White farmers evicted from their land in Zimbabwe won a symbolic victory Monday when a government-owned house in Cape Town was sold to pay compensation, a lawyer involved in the case said.
The auction of the house, which went for 3.76 million rand ($282,000), was the final step in a complicated case that has been fought through the South African courts for years by a group of Zimbabwean farmers.
But it is unlikely that the farmers will see any of the cash, which will mainly go to cover court costs, said lawyer Willie Spies.
If anything is left over, German bank group KFW Bank Gruppe, which joined the legal action and is believed to be owed tens of millions of dollars by President Robert Mugabe's government, would take the lion's share, he said.
"This is a symbolic victory and we will pursue other commercial properties owned by Zimbabwe," said Spies, who represented the farmers through AfriForum, a mainly white civil rights group in South Africa.
Zimbabwe government representatives attended the auction, but did not bid, he said.
The case began with a ruling in 2008 by a tribunal of the Southern African Development Community (SADC), which found that Zimbabwe had wrongly taken land from a group of nearly 80 farmers who brought the case, saying they had been targeted due to their race.
The tribunal, which was later disbanded, ruled that they should be compensated.
Zimbabwe rejected the verdict, but a South African court ruled that it could be applied locally as South Africa was a member of SADC.

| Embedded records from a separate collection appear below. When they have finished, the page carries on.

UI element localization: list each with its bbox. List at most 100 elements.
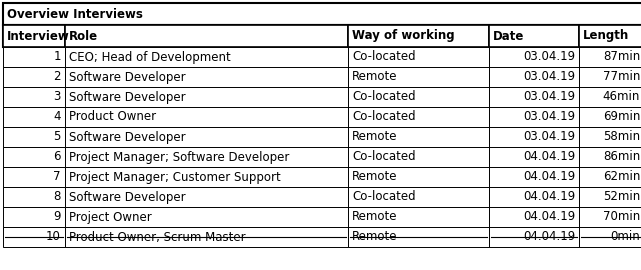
Text: 03.04.19: 03.04.19: [523, 110, 575, 123]
Bar: [3, 3, 641, 25]
Text: 1: 1: [53, 50, 61, 63]
Bar: [579, 107, 641, 127]
Text: 04.04.19: 04.04.19: [523, 211, 575, 224]
Text: 86min: 86min: [603, 150, 640, 164]
Bar: [65, 227, 348, 247]
Bar: [3, 47, 65, 67]
Bar: [579, 87, 641, 107]
Bar: [489, 187, 579, 207]
Bar: [3, 25, 641, 47]
Bar: [3, 167, 65, 187]
Text: 03.04.19: 03.04.19: [523, 50, 575, 63]
Text: Software Developer: Software Developer: [69, 90, 186, 103]
Text: Co-located: Co-located: [352, 110, 415, 123]
Bar: [489, 25, 579, 47]
Text: 10: 10: [46, 231, 61, 244]
Text: Way of working: Way of working: [352, 29, 454, 42]
Bar: [348, 207, 489, 227]
Text: 03.04.19: 03.04.19: [523, 70, 575, 83]
Bar: [348, 187, 489, 207]
Text: 04.04.19: 04.04.19: [523, 150, 575, 164]
Bar: [489, 207, 579, 227]
Text: 77min: 77min: [603, 70, 640, 83]
Bar: [348, 167, 489, 187]
Text: Remote: Remote: [352, 130, 397, 143]
Bar: [348, 67, 489, 87]
Bar: [579, 127, 641, 147]
Text: 03.04.19: 03.04.19: [523, 130, 575, 143]
Text: Project Owner: Project Owner: [69, 211, 152, 224]
Bar: [489, 127, 579, 147]
Text: Remote: Remote: [352, 211, 397, 224]
Bar: [65, 87, 348, 107]
Bar: [579, 147, 641, 167]
Text: 69min: 69min: [603, 110, 640, 123]
Text: Co-located: Co-located: [352, 90, 415, 103]
Text: Software Developer: Software Developer: [69, 70, 186, 83]
Bar: [348, 25, 489, 47]
Text: 52min: 52min: [603, 191, 640, 204]
Bar: [348, 87, 489, 107]
Bar: [65, 107, 348, 127]
Bar: [489, 67, 579, 87]
Text: 04.04.19: 04.04.19: [523, 191, 575, 204]
Bar: [489, 47, 579, 67]
Text: 3: 3: [54, 90, 61, 103]
Bar: [348, 147, 489, 167]
Bar: [579, 67, 641, 87]
Text: 62min: 62min: [603, 170, 640, 184]
Bar: [65, 47, 348, 67]
Text: 0min: 0min: [610, 231, 640, 244]
Text: 8: 8: [54, 191, 61, 204]
Text: Project Manager; Software Developer: Project Manager; Software Developer: [69, 150, 289, 164]
Text: Co-located: Co-located: [352, 150, 415, 164]
Text: Interview: Interview: [7, 29, 70, 42]
Text: Software Developer: Software Developer: [69, 191, 186, 204]
Text: 87min: 87min: [603, 50, 640, 63]
Text: Software Developer: Software Developer: [69, 130, 186, 143]
Bar: [348, 227, 489, 247]
Bar: [579, 227, 641, 247]
Bar: [3, 227, 65, 247]
Bar: [579, 47, 641, 67]
Bar: [65, 207, 348, 227]
Text: Remote: Remote: [352, 170, 397, 184]
Text: Product Owner, Scrum Master: Product Owner, Scrum Master: [69, 231, 246, 244]
Bar: [65, 25, 348, 47]
Text: Co-located: Co-located: [352, 191, 415, 204]
Bar: [348, 127, 489, 147]
Bar: [3, 207, 65, 227]
Text: 4: 4: [53, 110, 61, 123]
Text: Remote: Remote: [352, 70, 397, 83]
Text: 46min: 46min: [603, 90, 640, 103]
Bar: [65, 67, 348, 87]
Bar: [3, 87, 65, 107]
Bar: [489, 227, 579, 247]
Text: 04.04.19: 04.04.19: [523, 231, 575, 244]
Bar: [3, 67, 65, 87]
Bar: [3, 127, 65, 147]
Bar: [65, 127, 348, 147]
Text: Co-located: Co-located: [352, 50, 415, 63]
Text: Date: Date: [493, 29, 524, 42]
Text: Remote: Remote: [352, 231, 397, 244]
Bar: [3, 147, 65, 167]
Bar: [489, 147, 579, 167]
Bar: [489, 87, 579, 107]
Bar: [489, 107, 579, 127]
Bar: [579, 187, 641, 207]
Text: 2: 2: [53, 70, 61, 83]
Text: 58min: 58min: [603, 130, 640, 143]
Bar: [65, 147, 348, 167]
Text: CEO; Head of Development: CEO; Head of Development: [69, 50, 231, 63]
Bar: [348, 47, 489, 67]
Bar: [3, 187, 65, 207]
Text: 6: 6: [53, 150, 61, 164]
Text: Role: Role: [69, 29, 98, 42]
Text: Length: Length: [583, 29, 629, 42]
Text: Project Manager; Customer Support: Project Manager; Customer Support: [69, 170, 281, 184]
Bar: [3, 107, 65, 127]
Text: 04.04.19: 04.04.19: [523, 170, 575, 184]
Bar: [579, 25, 641, 47]
Text: 9: 9: [53, 211, 61, 224]
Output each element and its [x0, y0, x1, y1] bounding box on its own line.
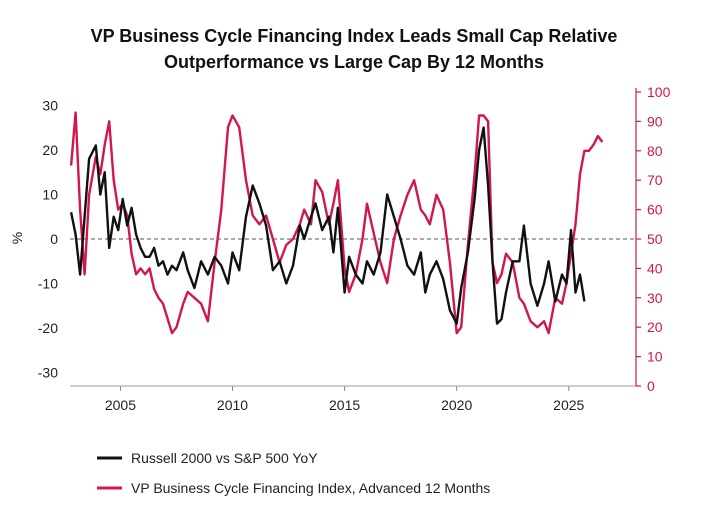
right-tick-label: 90	[647, 113, 663, 129]
right-tick-label: 20	[647, 319, 663, 335]
right-tick-label: 100	[647, 84, 671, 100]
right-tick-label: 50	[647, 231, 663, 247]
left-tick-label: 20	[42, 142, 58, 158]
x-tick-label: 2020	[441, 397, 472, 413]
right-tick-label: 70	[647, 172, 663, 188]
right-tick-label: 30	[647, 290, 663, 306]
x-tick-label: 2005	[105, 397, 136, 413]
right-tick-label: 10	[647, 349, 663, 365]
right-tick-label: 80	[647, 143, 663, 159]
right-tick-label: 60	[647, 202, 663, 218]
right-tick-label: 0	[647, 378, 655, 394]
left-tick-label: -20	[38, 320, 58, 336]
left-tick-label: 10	[42, 186, 58, 202]
chart-title-line-2: Outperformance vs Large Cap By 12 Months	[164, 52, 544, 72]
x-tick-label: 2015	[329, 397, 360, 413]
legend-label-vp: VP Business Cycle Financing Index, Advan…	[131, 480, 490, 496]
right-tick-label: 40	[647, 260, 663, 276]
chart-title-line-1: VP Business Cycle Financing Index Leads …	[91, 26, 618, 46]
series-russell-vs-sp500	[69, 126, 586, 325]
left-tick-label: 0	[50, 231, 58, 247]
left-tick-label: -30	[38, 365, 58, 381]
left-tick-label: 30	[42, 97, 58, 113]
legend: Russell 2000 vs S&P 500 YoY VP Business …	[97, 450, 490, 496]
left-tick-label: -10	[38, 276, 58, 292]
y-axis-label: %	[9, 232, 25, 244]
x-axis-ticks: 2005 2010 2015 2020 2025	[105, 386, 585, 413]
x-tick-label: 2010	[217, 397, 248, 413]
series-vp-financing-index	[69, 111, 604, 335]
left-axis-ticks: 30 20 10 0 -10 -20 -30	[38, 97, 58, 380]
legend-label-russell: Russell 2000 vs S&P 500 YoY	[131, 450, 318, 466]
x-tick-label: 2025	[553, 397, 584, 413]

Zimbabwe fought the judgement through to South Africa's Constitutional Court, which confirmed in a landmark judgement in 2013 that the farmers could sue in South African courts for compensation and attach Zimbabwegovernment assets in the country.
Three other Zimbabwean properties targeted by AfriForum were declared to be covered by diplomatic immunity, while the Cape Town house had been rented out commercially and was therefore liable to seizure, Spies said.
"AfriForum regards its litigation against the Zimbabwe government as a civil sanction campaign against the ongoing and systemic abuse of human rights and the rule of law, and the destruction of land ownership in Zimbabwe," the group said in a statement.
Mugabe's land reforms, launched in 2000 and accompanied by violent evictions of thousands of white farmers, were aimed at redistributing farms to landless blacks.
But critics say they mostly benefitted the veteran leader's cronies, led to a devastating drop in agricultural production and crippled the economy.